Fear chokes the breath from me. Stupidly, horribly, my life flashes before my eyes, but it only takes a second. Because all I’ve ever done is run and run and run.
The only person I’ll leave behind that loves me is Will, and with Jessie’s help, he’ll get over my death soon enough.
Another crack sounds. I throw my arms over my head. A boulder the size of a man crashes down the wall. It’s coming right for me. I dive to the side, barely balancing on the thin ledge. I tip back, my arms pinwheel. I manage to grip the rock with the tips of my fingers. Then, the boulder hits the ledge next to me. It smacks the rock with a bang, the wall vibrates like a bucking horse. I’m thrown up in the air. My teeth slam together and I taste the copper tang of blood. Then, when I slam back down, the ledge is gone. It’s crumbled beneath the weight of the boulder and joined the rockslide.

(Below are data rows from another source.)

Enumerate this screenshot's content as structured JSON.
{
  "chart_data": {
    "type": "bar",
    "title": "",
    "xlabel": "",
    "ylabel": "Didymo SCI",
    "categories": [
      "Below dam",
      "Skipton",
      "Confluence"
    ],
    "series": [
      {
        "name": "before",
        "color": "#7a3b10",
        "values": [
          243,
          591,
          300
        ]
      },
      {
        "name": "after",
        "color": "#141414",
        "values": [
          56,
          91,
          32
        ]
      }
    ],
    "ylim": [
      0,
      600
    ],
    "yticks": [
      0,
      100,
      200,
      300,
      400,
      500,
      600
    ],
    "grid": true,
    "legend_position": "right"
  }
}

There’s nothing for me to hold on to. My hands claw at the cliff. I grab the grass sticking from the crack in the wall. The roots give way. And then I’m free falling. My stomach plunges faster than me. The river is below. If I can only hit it right. The air is yanked from my lungs. Rocks smack into me, spin me around.
The cliff wall flies past, the blue and green trees streak by, the brown river looms closer.